As the UPA government prepares to win over a reluctant opposition over the issue of FDI in retail and insurance, the growing all round negativity in the macro economy data has already dampened the positive sentiment sought to be created by slew of reforms measures announced post P Chidambaram’s re-induction in the finance ministry.
The UPA government, which earlier faced a turbulent monsoon session, gets to face the winter session in the backdrop of all round negativity in macro economic data released around Diwali.

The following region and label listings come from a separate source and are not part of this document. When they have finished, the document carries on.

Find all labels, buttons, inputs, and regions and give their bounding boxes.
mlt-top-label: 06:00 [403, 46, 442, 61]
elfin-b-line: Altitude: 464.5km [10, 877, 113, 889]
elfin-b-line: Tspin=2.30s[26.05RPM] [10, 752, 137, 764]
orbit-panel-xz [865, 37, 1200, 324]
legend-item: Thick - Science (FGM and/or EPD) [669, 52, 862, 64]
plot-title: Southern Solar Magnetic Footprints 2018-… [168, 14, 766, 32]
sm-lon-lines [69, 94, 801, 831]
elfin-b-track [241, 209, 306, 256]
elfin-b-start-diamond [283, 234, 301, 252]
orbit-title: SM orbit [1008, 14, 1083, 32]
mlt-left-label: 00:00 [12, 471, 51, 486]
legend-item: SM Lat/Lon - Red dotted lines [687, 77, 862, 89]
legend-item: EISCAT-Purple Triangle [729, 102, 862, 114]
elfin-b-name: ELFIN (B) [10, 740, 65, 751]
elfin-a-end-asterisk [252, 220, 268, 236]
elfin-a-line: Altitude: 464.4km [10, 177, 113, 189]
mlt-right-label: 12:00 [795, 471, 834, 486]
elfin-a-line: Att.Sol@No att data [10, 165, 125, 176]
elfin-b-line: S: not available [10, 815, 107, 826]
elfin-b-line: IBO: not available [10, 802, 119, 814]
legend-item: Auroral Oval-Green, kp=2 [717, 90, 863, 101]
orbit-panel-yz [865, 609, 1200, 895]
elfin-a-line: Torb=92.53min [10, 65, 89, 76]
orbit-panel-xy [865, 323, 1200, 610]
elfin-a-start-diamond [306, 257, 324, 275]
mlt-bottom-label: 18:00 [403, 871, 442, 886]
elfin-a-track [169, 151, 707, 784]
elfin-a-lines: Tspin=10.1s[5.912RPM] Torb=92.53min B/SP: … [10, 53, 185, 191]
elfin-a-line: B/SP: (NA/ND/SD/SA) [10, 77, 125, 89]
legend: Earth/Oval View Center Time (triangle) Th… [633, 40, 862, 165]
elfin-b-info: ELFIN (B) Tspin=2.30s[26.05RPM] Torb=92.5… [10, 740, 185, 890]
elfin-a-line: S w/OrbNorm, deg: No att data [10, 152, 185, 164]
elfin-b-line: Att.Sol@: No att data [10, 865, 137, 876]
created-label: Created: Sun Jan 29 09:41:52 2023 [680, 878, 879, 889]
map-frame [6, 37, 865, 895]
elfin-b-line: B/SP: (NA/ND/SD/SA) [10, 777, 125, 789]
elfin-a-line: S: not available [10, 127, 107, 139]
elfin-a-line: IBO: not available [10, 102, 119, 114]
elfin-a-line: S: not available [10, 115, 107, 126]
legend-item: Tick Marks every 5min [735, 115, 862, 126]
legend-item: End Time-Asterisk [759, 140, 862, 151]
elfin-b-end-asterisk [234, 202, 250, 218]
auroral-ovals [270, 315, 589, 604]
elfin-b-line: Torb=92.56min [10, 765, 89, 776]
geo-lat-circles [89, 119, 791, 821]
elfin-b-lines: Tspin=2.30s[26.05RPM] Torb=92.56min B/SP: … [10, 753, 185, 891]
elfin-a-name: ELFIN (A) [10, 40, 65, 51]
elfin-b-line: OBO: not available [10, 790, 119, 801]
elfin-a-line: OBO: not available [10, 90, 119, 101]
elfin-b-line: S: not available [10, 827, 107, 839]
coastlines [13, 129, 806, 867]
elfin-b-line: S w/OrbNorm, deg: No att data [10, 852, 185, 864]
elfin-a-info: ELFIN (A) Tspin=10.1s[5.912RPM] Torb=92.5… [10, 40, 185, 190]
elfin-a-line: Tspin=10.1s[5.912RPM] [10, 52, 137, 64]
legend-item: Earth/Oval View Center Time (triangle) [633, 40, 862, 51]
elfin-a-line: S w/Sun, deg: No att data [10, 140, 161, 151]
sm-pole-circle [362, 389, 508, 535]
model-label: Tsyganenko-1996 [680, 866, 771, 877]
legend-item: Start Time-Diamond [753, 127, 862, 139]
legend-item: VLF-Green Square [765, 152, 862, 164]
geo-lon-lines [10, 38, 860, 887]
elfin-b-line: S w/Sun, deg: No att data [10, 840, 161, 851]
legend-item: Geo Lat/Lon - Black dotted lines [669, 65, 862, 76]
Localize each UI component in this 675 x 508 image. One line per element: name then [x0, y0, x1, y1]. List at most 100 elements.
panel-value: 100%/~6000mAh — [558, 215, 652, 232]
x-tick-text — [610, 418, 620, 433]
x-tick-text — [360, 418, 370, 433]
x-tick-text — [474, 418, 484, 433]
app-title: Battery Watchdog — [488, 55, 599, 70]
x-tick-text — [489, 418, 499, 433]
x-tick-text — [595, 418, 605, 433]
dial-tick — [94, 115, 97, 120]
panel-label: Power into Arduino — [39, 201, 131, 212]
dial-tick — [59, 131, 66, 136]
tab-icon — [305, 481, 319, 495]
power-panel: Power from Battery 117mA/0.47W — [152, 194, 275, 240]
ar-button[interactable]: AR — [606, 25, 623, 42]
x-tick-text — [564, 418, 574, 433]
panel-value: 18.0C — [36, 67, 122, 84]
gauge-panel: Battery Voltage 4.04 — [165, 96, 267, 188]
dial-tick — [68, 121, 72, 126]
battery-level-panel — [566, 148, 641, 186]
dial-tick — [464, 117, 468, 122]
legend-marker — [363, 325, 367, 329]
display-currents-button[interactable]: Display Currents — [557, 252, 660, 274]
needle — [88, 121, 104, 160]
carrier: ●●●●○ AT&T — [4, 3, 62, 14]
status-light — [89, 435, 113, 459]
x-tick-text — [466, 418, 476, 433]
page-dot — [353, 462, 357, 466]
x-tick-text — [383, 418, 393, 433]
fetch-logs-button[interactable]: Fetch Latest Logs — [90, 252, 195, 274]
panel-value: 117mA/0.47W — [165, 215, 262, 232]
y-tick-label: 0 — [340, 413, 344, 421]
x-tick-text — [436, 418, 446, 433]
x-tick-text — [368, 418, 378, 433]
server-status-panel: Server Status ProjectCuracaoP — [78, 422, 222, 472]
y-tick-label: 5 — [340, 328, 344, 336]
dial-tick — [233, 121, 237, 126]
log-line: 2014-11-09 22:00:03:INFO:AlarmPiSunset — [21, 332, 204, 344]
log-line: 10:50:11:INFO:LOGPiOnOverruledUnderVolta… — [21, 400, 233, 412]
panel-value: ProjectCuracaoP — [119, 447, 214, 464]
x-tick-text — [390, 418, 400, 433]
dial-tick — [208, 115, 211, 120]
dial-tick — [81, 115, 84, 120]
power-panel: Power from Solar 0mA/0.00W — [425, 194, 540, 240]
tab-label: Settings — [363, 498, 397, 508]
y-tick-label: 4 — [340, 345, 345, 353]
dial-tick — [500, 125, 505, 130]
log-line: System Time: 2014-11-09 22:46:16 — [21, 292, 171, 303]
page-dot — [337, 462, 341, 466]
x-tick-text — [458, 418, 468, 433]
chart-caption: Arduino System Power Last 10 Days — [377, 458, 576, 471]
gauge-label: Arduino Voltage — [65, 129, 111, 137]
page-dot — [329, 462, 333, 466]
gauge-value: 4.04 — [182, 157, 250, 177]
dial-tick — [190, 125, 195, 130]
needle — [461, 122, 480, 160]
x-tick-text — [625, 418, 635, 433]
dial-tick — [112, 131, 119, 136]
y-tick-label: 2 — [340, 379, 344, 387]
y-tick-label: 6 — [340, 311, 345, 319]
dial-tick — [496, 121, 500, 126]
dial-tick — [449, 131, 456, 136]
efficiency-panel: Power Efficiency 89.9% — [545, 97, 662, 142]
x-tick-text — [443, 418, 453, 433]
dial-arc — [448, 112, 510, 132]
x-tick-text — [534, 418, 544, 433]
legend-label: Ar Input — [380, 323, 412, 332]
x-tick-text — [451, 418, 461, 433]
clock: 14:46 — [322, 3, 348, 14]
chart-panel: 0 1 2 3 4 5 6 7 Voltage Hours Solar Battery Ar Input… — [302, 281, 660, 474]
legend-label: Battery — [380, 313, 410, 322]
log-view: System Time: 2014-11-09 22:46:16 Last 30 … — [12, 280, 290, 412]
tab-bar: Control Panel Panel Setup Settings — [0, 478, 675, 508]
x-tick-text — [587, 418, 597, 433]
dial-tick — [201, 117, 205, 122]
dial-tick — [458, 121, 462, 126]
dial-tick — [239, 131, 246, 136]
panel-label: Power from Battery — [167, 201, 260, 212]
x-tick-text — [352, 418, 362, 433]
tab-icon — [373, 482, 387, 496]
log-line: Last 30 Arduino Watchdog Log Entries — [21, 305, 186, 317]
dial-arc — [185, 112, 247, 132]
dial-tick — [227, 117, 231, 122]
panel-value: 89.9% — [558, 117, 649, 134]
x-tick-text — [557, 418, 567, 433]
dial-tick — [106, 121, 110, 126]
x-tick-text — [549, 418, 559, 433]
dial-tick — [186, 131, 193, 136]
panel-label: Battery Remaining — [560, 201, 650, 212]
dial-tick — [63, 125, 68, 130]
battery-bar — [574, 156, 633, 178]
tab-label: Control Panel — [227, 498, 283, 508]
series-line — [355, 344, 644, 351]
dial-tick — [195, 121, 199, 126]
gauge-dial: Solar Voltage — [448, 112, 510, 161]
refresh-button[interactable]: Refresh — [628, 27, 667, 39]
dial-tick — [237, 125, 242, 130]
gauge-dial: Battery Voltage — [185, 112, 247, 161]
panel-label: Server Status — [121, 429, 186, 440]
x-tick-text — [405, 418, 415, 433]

The winter session begins November 22. Barring the rally seen in the stock market (Sensex) which closed at the highest level (19058) of 2012 on October 4 post Chidambaram policy boost, the economic activity levels remain weak and this can easily be judged by rising fiscal deficit worries made worse by much lower than expected telecom spectrum auction receipts earlier this month.
India’s industrial production (IIP) figure for the month of September registered a 0.4 percent de-growth as against a growth of 2.3 percent posted in August. This figure came in below market expectations of nearly 2.8 percent growth. Capital goods as usual remain a huge worry. Interestingly, this is the seventh consecutive month that capital goods output has contracted on a year-on-year basis. The negative growth of 12.2 percent in capital goods shows that investment cycle is still in trough phase (slow down). Furthermore, what is more worrying this time is the fall in manufacturing sector (with weight of 75.5 percent in IIP) which contracted by 1.5 percent.
Another macro data which indicates the sluggish growth rate of economy is the CPI inflation rate. This inflation rate at the retail level edged up closer to double-digit territory at 9.75 percent in October as against 9.73 percent in the previous month. The higher figure was driven by rising prices of food items such as sugar, pulses etc.
Similarly, trade deficit for October has widened to an all-time high of $20.96 billion from a deficit of $18.1 billion in September; exports during the month declined by 1.6 percent when compared to the corresponding period last year. India’s exports fell for the sixth consecutive months due to the turmoil in global markets. However, imports posted an increase of 7.4 percent on yearly basis. This is the strongest increase in the seven months.
However, lower WPI inflation rate for October may have provided a little relief to the government. It declined sharply to 7.45 percent as against 7.81 percent in the previous month. However, two negatives can clearly be seen in the inflation print. First one being that the core inflation is still above RBI’s comfort zone and the other being the steep upward revision of August inflation rate to 8 percent. Even, RBI Governor D Subbarao recently accepted the fact that the headline inflation rate of 7.5 percent is still quite high.
It’s not that the latest macro figures are weak but the year 2012 in general has been a tough one for India’s macro economy, characterized by sticky inflation, slowing growth, and high fiscal and current account deficits. However, this winter session of Parliament would be keenly watched as a number of important reform bills are likely to be introduced. Key Bills that could be introduced include the Land Acquisition Bill, the Banking Laws (Amendment) Bill, the Pension and Insurance Reform Bills, the Mines and Minerals Bill, and the new Companies Act. If these are implemented, this would provide much needed impetus to the economy.